3. A dual direct-heating constant-temperature zero-cold-water hot water system according to claim 2, characterized in that: The bottom of the non-pressurized water tank is sequentially connected to the check valve, the water pump, the variable heat source, and the return water solenoid valve. A flow switch, an auxiliary instantaneous electric heater, a pipeline temperature probe, and the return water solenoid valve are connected between the variable heat source and the solenoid valve. A water level switch is located at the top of the non-pressurized water tank, and a non-pressurized water tank temperature probe is located at the bottom. An inlet solenoid valve is also connected between the water pump and the variable heat source, and an inlet proportional regulating valve is also located at the water pump. An inlet water temperature probe is also connected between the water pump and the heat source. The variable heat source is equipped with a high-temperature probe for a variable heat exchanger. A booster pump is also connected between the flow switch and the non-pressurized water tank. The controller is connected to the check valve, the water pump, the variable heat source, the solenoid valve, the flow switch, the auxiliary instantaneous electric heater, the pipeline temperature probe, the return water solenoid valve, and the inlet water solenoid valve.

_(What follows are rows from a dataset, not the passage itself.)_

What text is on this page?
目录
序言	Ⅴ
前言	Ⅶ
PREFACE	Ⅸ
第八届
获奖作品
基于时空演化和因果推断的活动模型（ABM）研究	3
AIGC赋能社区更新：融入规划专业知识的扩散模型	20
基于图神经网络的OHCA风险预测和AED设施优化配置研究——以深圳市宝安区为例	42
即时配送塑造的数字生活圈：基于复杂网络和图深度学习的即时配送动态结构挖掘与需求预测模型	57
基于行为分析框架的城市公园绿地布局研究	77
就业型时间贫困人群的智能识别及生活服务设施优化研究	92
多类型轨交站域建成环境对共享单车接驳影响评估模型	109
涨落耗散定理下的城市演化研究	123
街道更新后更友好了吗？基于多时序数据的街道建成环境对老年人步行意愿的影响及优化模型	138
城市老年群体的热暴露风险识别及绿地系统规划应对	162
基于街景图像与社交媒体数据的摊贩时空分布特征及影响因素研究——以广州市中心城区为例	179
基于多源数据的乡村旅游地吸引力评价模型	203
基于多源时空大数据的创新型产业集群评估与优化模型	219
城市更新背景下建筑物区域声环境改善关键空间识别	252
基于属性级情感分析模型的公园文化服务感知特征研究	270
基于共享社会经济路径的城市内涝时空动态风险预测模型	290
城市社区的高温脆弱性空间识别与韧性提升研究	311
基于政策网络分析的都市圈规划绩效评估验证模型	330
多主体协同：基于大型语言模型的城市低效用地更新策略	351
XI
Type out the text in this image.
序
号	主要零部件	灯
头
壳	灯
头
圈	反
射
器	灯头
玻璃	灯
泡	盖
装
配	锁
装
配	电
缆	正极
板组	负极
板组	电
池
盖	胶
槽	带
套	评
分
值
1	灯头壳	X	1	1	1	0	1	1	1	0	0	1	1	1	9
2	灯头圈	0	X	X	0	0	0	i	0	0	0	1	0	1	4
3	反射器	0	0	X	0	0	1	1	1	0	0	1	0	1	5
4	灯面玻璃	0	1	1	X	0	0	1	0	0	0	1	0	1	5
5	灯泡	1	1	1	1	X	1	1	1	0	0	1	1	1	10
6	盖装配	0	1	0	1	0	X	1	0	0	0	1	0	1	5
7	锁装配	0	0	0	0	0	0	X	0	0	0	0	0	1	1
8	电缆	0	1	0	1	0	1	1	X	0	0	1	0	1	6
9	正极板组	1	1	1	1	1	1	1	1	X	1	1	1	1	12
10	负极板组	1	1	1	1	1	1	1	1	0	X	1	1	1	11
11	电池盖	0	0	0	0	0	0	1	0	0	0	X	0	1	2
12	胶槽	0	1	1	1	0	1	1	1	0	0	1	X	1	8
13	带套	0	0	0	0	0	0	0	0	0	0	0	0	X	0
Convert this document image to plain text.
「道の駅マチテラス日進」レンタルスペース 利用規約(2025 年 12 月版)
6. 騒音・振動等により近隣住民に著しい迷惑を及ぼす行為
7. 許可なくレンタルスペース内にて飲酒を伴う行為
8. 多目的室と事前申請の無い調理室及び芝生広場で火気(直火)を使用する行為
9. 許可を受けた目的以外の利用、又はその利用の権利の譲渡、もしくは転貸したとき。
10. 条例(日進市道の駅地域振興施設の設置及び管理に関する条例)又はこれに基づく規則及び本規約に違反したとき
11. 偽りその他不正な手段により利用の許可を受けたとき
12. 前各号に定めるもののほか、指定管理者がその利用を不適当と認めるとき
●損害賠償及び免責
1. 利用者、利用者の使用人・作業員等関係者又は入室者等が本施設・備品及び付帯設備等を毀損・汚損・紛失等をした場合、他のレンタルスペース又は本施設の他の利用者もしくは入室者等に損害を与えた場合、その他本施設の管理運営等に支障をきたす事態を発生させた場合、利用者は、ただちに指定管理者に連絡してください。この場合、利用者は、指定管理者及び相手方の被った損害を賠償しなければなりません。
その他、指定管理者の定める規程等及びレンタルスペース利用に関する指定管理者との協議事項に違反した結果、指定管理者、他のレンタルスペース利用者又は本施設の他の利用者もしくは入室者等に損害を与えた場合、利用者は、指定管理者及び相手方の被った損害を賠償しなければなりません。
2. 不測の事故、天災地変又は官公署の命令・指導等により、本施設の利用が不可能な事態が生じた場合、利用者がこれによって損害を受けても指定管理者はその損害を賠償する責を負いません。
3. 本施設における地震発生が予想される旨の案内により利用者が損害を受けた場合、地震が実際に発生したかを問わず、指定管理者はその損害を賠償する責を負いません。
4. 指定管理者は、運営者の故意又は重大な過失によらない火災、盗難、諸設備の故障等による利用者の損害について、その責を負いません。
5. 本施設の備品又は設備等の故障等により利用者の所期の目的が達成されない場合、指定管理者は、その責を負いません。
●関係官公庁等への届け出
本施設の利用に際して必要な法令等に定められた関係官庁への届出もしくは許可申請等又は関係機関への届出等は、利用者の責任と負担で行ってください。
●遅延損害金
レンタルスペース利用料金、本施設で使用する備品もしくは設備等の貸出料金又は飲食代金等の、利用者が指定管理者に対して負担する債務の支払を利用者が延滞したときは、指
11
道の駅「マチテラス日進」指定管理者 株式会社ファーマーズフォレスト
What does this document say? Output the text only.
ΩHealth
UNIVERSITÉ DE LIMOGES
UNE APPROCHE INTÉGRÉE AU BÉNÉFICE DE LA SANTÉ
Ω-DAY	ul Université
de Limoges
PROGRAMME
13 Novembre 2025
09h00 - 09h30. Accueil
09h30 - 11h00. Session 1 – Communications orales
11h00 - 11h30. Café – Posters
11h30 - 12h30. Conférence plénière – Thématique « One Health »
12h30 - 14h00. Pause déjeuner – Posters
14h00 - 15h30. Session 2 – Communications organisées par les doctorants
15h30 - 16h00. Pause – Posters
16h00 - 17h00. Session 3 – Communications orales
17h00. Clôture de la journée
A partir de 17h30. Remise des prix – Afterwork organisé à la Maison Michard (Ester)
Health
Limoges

4. A dual direct-heating constant-temperature zero-cold-water hot water system according to claim 3, characterized in that: The bottom of the pressurized water tank is sequentially connected to an inlet water temperature probe, a water pump, and a solenoid valve. The solenoid valve is connected to the top of the pressurized water tank via a bypass check valve. The solenoid valve is also connected to a variable heat source. The variable heat source is connected to a check valve and a flow switch via a variable heat exchanger outlet probe. The check valve is connected to the top of the pressurized water tank. The flow switch is connected to an auxiliary instant electric heating device. The auxiliary instant electric heating device is sequentially connected to a hot water temperature probe to supply water to the user. The hot water temperature probe is also connected to a return water pump and a return water check valve. The flow switch, the auxiliary instant electric heating device, and the hot water temperature probe are also connected to a controller.